La Policía tramitó sendas denuncias administrativas contra los dos conductores –una chica argentina residente en Ponte Caldelas y un joven vecino de Sanxenxo– por "conducción temeraria", al entender los agentes que su actuación "puso en peligro la vida de los ocupantes" de los coches. A los otros tres chicos denunciados le atribuyen una falta por circular sin cinturón de seguridad. Un hecho, este segundo incontestable al ver vídeo que inmortalizó el momento y que está colgado en YouTube.
Si finalmente se sancionan las infracciones imputadas, los tres nudistas deberán pagar, cada uno de ellos, una multa que puede oscilar entre los 100 y los 150 euros.
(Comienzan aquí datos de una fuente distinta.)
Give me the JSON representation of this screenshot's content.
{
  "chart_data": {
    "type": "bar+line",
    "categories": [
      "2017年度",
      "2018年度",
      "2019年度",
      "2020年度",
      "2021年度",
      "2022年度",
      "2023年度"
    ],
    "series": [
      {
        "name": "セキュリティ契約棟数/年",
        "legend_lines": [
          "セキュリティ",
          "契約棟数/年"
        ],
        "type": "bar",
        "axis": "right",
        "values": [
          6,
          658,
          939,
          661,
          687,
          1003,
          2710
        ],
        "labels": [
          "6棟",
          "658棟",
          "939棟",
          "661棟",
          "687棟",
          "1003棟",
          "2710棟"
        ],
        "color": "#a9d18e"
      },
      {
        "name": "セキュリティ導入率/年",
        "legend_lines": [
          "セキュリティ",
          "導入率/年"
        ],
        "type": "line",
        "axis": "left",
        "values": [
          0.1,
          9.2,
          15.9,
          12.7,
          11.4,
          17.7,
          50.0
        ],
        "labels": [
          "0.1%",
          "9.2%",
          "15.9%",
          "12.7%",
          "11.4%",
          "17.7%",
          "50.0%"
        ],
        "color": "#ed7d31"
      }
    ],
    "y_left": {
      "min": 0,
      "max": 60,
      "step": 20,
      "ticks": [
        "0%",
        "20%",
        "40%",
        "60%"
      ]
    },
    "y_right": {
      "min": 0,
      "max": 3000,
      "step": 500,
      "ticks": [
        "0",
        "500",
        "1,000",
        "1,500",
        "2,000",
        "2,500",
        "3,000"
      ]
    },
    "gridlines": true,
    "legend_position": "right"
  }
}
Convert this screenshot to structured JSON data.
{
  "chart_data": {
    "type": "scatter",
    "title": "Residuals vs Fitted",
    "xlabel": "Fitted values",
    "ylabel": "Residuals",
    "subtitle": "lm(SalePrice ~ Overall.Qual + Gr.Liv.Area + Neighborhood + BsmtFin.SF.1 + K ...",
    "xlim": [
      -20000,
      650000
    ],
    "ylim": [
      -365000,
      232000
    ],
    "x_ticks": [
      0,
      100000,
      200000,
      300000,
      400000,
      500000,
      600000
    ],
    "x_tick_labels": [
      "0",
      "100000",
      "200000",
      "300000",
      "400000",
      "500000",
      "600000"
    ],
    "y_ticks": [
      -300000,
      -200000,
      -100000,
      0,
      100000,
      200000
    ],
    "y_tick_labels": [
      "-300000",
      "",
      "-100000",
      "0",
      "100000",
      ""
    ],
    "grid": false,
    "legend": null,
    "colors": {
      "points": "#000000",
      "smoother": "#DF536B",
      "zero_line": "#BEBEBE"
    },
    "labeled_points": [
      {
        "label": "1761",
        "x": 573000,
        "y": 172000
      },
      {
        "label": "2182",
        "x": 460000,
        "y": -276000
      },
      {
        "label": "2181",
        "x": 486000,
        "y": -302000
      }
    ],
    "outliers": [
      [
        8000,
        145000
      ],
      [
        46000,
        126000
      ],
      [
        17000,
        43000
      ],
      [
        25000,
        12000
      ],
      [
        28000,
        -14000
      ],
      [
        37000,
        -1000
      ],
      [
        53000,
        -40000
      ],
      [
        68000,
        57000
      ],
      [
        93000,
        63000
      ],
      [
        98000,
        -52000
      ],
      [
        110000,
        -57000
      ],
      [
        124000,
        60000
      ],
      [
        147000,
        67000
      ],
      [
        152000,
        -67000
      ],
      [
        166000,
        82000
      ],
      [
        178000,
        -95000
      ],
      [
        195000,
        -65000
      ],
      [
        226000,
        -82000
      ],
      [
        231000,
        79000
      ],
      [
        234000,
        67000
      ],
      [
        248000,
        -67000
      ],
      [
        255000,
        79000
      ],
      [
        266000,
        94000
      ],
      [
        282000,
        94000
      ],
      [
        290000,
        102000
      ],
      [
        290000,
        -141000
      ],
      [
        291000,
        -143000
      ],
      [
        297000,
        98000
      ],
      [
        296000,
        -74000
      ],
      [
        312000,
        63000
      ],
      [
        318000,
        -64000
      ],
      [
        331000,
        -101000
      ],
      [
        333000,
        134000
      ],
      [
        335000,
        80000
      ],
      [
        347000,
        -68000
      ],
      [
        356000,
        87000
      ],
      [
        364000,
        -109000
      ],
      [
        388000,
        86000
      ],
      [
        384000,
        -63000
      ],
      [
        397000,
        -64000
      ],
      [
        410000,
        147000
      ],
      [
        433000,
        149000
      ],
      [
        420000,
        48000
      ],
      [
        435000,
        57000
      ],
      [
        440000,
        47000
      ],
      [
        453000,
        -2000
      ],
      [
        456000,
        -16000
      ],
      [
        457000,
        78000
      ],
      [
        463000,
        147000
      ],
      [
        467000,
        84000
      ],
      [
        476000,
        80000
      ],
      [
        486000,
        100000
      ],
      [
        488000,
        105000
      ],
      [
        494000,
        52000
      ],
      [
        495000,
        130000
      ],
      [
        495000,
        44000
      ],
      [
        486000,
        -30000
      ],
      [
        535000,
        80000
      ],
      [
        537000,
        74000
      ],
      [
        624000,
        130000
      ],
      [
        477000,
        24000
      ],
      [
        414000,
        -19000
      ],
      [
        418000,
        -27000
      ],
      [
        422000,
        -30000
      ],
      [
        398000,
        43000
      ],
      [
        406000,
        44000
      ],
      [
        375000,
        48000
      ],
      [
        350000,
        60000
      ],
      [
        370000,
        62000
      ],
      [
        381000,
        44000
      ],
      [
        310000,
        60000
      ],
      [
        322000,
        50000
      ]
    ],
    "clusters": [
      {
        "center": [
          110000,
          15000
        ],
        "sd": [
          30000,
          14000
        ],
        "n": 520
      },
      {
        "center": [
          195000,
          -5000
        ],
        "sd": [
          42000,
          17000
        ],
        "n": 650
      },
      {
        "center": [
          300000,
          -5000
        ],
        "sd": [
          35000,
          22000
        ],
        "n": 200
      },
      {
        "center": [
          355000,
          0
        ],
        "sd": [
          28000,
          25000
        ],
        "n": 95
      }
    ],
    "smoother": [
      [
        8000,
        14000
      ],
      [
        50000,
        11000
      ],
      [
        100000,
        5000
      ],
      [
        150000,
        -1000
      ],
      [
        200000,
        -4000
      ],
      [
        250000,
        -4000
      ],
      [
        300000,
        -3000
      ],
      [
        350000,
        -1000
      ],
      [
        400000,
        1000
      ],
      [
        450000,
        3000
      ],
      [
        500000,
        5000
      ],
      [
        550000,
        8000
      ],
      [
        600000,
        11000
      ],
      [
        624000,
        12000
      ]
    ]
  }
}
En el caso de prosperar la denuncia de los conductores, ellos deberán afrontar una sanción económica de 310 euros y la retirada de seis puntos del permiso de circulación.
El afán de protagonismo, la fama o simplemente la insensatez fue la perdición de estos cinco "héroes", que fueron jaleados y aplaudidos por las pocas personas que caminaban por la calle Juan Bautista Andrade el día de la hazaña y que no dudaron en llevar a la red su actuación.
Atrapados
Y en la red cayeron pues la Policía Local peina habitualmente páginas como YouTube o redes sociales para detectar posibles actuaciones punibles o localizar a infractores.
El vídeo colgado en YouTube dura apenas treinta segundos, pero en él se leen claramente las matrículas de los dos coches en los que iban los juerguistas, lo que permitió localizar en muy poco tiempo a los ocupantes, que todavía ahora no se explican las consecuencias de una acción, pensada para divertirse y para la que adoptaron medidas de precaución: circularon una tarde de un día festivo en la que apenas había tráfico.
Algunos entusiastas aplaudieron, con sus comentarios, la osadía y les animaron a ir un paso más allá y repetir la experiencia en un lugar concurrido;: la salida de Carabás, en la feria, etc.